Nominee No. 7: [Reuters, Mississauga, Ontario] A man cleaning a bird feeder on the balcony of his condominium apartment slipped and fell 23 stories to his death. Stefan Macko was standing on a wheelchair when the accident occurred, said Inspector Darcy Honer of the Peel Regional Police. “It appears that the chair moved, and he went over the balcony,” Honer said.

Finally, THE WINNER!!!: [Arkansas Democrat Gazette] Two local men were injured when their pick-up truck left the road and struck a tree near Cotton Patch on State Highway 38 early Monday. Woodruff County deputy Dovey Snyder reported the accident shortly after midnight Monday. Thurston Poole and Billy Ray Wallis were returning to Des Arc after a frog-catching trip. On an overcast Sunday night, Poole’s pick-up truck headlights malfunctioned. The two men concluded that the headlight fuse on the older-model truck had burned out. As a replacement fuse was not available, Wallis noticed that the 22-caliber bullets from his pistol fit perfectly into the fuse box next to the steering-wheel column. Upon inserting the bullet, the headlights again began to operate properly and the two men proceeded on toward the White River Bridge.
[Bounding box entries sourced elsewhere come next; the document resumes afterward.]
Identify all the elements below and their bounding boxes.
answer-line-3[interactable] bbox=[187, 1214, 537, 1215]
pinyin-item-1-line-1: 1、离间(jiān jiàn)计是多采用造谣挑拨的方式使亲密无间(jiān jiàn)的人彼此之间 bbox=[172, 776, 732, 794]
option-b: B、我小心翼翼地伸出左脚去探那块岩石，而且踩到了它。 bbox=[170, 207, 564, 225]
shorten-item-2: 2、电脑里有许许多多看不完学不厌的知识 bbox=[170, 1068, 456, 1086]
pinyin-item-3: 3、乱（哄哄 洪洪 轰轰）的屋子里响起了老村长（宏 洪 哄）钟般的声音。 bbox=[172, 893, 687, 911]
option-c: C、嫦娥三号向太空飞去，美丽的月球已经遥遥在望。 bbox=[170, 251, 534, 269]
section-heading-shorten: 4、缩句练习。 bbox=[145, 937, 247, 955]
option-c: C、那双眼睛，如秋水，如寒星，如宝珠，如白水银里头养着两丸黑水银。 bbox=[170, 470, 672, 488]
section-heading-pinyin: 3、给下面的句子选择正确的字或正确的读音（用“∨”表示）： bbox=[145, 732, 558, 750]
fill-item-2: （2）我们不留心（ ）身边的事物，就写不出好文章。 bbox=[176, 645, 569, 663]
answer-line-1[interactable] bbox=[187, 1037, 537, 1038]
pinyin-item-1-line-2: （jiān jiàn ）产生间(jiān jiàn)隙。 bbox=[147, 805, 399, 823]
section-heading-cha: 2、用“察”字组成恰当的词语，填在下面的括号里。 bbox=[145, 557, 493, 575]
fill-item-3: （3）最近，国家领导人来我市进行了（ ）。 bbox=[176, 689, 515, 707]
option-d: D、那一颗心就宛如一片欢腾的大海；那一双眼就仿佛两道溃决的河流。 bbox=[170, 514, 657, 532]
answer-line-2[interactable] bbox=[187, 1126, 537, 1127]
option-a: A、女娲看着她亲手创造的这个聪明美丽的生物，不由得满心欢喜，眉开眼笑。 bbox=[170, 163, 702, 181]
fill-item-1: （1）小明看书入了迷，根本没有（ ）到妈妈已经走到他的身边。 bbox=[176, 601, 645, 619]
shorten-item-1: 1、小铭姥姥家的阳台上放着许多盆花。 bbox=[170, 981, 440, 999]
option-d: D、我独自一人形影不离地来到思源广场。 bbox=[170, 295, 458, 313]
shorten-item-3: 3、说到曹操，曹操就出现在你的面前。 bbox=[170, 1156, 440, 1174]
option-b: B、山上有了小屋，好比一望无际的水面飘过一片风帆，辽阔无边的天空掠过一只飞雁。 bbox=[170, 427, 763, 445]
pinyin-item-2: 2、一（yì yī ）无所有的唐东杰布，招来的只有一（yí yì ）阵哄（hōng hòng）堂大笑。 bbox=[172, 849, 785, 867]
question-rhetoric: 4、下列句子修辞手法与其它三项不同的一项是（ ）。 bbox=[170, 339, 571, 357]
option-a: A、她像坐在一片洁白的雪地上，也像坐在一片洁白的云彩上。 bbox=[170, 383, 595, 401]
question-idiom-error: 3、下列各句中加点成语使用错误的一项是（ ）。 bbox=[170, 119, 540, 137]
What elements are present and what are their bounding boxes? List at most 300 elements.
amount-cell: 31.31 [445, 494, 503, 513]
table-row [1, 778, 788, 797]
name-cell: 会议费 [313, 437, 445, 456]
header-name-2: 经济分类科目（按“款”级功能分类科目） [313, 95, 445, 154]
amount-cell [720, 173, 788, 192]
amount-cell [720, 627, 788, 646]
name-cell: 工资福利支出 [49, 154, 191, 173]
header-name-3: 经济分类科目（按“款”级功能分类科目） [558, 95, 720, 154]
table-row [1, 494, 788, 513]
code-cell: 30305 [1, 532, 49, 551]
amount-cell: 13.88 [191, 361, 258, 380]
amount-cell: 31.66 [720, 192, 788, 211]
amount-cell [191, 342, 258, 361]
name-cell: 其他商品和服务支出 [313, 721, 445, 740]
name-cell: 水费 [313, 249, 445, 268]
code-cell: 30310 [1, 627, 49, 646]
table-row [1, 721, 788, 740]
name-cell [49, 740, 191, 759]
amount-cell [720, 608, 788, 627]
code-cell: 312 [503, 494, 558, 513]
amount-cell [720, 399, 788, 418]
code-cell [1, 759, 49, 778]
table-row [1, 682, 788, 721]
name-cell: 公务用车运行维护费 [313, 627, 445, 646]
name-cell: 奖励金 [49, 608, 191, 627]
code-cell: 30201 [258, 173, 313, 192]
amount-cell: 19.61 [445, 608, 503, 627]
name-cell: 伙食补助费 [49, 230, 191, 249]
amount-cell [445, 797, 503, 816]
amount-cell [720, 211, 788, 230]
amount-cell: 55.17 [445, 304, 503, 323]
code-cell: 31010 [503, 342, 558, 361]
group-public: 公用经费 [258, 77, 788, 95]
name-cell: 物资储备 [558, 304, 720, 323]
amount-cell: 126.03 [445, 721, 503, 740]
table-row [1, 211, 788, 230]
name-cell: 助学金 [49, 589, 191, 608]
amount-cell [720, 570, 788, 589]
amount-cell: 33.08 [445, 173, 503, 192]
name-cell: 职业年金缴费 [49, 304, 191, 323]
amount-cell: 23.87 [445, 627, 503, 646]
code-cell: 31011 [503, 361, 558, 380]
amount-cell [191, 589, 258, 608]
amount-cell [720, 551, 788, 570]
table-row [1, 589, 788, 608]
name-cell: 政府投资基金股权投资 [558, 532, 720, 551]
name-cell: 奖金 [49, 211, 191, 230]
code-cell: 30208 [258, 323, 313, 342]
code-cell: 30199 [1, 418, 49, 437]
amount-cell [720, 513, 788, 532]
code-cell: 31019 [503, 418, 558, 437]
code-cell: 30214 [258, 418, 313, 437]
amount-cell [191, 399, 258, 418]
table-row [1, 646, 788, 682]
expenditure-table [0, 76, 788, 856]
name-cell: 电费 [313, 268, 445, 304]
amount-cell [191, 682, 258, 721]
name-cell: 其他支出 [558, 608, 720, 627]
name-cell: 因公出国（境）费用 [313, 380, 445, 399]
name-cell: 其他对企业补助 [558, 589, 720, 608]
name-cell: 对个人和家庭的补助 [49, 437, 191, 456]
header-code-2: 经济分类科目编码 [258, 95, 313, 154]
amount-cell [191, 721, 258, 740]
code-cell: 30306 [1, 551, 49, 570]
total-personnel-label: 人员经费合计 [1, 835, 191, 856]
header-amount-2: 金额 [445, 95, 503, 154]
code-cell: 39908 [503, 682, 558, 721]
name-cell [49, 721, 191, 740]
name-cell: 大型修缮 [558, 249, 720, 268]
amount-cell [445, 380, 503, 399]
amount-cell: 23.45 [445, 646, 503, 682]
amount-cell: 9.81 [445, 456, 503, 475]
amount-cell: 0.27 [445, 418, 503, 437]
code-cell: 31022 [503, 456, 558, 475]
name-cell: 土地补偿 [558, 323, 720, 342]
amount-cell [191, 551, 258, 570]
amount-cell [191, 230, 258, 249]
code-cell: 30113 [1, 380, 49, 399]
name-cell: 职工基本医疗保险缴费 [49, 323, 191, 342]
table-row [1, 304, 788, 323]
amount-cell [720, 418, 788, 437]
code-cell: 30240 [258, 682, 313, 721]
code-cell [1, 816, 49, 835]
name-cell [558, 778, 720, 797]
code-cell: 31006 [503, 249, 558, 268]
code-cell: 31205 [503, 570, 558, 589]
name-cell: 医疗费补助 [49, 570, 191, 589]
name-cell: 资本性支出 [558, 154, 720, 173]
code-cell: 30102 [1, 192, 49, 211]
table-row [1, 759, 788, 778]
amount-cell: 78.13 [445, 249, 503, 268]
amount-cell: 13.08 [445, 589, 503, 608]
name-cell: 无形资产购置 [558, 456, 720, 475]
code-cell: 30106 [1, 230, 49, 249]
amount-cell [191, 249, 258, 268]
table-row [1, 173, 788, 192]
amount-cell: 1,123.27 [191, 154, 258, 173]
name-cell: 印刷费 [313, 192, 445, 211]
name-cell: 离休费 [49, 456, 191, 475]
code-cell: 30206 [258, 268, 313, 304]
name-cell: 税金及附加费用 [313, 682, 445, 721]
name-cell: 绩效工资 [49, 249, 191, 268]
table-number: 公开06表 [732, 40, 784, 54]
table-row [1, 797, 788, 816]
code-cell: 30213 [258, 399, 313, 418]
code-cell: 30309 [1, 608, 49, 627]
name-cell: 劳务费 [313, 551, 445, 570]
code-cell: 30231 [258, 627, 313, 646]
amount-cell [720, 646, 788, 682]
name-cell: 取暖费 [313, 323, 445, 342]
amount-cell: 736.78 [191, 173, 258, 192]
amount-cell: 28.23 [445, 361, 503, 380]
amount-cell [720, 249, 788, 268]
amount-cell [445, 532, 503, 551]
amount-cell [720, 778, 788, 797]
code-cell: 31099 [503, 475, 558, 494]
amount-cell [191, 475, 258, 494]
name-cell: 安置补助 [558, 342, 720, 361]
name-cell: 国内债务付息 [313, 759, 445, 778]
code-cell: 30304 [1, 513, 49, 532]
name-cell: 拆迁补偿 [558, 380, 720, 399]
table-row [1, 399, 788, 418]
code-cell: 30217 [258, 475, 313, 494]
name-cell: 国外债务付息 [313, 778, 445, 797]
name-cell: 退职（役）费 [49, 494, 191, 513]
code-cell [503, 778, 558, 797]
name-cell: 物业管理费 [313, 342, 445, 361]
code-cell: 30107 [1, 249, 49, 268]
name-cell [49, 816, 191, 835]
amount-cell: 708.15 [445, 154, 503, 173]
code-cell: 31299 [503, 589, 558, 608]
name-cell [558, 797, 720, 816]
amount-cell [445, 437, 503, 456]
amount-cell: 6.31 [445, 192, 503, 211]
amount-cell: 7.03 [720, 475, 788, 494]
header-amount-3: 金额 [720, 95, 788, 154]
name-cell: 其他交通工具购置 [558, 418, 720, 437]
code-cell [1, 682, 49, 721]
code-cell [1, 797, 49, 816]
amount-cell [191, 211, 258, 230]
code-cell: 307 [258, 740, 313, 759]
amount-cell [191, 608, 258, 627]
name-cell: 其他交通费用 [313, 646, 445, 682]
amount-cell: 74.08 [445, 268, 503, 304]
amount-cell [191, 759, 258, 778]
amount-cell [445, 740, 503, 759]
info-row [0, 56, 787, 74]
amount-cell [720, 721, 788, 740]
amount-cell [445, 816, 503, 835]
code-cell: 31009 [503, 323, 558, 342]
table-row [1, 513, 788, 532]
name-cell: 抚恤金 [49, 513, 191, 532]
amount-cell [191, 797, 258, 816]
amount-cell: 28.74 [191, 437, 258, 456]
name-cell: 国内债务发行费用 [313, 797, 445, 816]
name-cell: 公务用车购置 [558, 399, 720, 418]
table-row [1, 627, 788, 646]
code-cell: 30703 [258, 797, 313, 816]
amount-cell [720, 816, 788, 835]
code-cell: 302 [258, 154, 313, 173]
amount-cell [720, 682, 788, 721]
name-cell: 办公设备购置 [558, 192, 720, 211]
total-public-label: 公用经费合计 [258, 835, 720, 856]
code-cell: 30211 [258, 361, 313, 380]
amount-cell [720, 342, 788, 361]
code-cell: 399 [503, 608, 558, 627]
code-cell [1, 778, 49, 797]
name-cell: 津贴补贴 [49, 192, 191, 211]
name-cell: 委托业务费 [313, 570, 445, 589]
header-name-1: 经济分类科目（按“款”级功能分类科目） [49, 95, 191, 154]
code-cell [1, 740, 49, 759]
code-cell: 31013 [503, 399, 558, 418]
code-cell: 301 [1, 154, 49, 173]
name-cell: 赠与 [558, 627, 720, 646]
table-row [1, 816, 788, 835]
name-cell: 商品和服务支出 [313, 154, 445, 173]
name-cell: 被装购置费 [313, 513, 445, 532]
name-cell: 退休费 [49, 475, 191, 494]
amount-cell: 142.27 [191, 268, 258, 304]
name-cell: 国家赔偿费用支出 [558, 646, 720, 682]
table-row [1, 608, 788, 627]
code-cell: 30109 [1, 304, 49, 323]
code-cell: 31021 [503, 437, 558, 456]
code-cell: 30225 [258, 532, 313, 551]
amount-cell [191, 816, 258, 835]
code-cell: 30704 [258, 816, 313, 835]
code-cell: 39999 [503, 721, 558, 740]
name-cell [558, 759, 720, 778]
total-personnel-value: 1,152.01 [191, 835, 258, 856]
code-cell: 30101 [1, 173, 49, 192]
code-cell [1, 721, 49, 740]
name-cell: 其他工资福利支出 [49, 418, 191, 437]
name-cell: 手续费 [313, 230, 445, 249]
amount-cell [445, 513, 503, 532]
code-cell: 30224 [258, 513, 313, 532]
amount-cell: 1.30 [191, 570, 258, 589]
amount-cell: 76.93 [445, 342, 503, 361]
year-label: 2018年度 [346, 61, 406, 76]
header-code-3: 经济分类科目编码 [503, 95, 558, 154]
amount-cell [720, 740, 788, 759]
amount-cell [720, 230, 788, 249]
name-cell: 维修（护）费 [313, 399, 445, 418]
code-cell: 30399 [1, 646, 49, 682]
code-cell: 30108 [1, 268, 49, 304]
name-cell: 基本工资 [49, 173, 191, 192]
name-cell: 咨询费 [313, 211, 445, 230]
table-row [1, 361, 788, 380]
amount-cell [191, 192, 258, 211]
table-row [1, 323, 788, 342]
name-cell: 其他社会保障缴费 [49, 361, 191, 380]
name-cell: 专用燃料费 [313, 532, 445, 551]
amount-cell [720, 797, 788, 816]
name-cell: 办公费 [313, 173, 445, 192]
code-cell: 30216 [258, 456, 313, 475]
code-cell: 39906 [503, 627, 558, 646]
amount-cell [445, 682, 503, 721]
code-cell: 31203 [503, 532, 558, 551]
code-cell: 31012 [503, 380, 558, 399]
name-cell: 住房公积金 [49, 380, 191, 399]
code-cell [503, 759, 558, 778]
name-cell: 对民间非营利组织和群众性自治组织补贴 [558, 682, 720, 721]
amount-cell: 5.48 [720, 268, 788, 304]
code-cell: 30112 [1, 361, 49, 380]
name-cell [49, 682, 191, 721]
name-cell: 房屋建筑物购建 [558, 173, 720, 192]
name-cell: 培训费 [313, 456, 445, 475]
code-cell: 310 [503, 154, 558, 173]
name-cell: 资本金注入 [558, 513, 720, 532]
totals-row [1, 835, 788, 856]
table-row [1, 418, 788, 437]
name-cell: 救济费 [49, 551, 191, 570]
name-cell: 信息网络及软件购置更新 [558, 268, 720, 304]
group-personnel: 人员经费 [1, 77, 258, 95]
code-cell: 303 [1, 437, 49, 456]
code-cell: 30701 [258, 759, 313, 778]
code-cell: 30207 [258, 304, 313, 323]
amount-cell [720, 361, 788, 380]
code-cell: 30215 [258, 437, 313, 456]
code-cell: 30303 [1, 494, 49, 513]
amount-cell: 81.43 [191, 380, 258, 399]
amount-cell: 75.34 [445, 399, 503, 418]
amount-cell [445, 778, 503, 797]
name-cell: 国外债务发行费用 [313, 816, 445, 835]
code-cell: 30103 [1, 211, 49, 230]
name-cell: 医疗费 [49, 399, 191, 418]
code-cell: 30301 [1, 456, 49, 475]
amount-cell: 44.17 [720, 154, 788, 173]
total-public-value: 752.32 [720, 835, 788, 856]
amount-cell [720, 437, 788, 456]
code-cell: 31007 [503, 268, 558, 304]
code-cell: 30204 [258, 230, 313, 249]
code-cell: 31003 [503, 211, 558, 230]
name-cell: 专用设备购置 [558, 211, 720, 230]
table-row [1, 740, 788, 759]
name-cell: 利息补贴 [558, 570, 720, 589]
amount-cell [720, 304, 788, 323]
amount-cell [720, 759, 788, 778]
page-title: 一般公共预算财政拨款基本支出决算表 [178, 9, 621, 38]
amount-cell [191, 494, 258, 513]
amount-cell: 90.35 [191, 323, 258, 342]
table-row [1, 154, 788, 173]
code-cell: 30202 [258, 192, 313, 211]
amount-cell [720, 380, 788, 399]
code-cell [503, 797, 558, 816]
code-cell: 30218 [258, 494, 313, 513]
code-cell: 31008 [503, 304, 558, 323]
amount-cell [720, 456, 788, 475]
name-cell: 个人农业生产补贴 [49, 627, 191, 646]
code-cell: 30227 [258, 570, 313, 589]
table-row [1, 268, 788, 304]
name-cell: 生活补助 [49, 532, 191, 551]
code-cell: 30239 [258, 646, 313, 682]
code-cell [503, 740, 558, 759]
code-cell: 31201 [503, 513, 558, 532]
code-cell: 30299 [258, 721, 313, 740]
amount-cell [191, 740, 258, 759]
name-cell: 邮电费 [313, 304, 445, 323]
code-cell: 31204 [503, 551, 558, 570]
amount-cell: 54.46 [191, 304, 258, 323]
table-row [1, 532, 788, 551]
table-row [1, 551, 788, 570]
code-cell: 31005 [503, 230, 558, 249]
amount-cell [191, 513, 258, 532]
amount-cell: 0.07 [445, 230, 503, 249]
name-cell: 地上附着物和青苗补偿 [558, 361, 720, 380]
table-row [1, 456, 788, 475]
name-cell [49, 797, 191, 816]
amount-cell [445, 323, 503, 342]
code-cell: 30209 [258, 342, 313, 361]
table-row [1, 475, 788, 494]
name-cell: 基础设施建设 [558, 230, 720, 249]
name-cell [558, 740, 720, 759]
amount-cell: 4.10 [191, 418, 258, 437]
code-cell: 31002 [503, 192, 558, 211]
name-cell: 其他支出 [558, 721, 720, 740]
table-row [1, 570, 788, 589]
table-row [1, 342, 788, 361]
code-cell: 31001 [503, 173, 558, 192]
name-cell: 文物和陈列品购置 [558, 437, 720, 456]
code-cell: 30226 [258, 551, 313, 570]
After traveling approximately 20 miles, and just before crossing the river, the bullet apparently overheated, discharged and struck Poole in the testicles. The vehicle swerved sharply right, exiting the pavement and striking a tree. Poole suffered only minor cuts and abrasions from the accident but will require extensive surgery to repair the damage to his testicles, which will never operate as intended. Wallis sustained a broken clavicle and was treated and released. “Thank God we weren’t on that bridge when Thurston shot his balls off, or we might both be dead,” stated Wallis. “I’ve been a trooper for 10 years in this part of the world, but this is a first for me. I can’t believe that those two would admit how this accident happened,” said Snyder. Upon being notified of the wreck, Lavinia (Poole’s wife) asked how many frogs the boys had caught and did anyone get them from the truck??? (Though Poole and Wallis did not die as a result of their misadventure as normally required by Darwin Award Official Rules, it can be argued that Poole did, in fact, effectively remove himself from the gene pool.)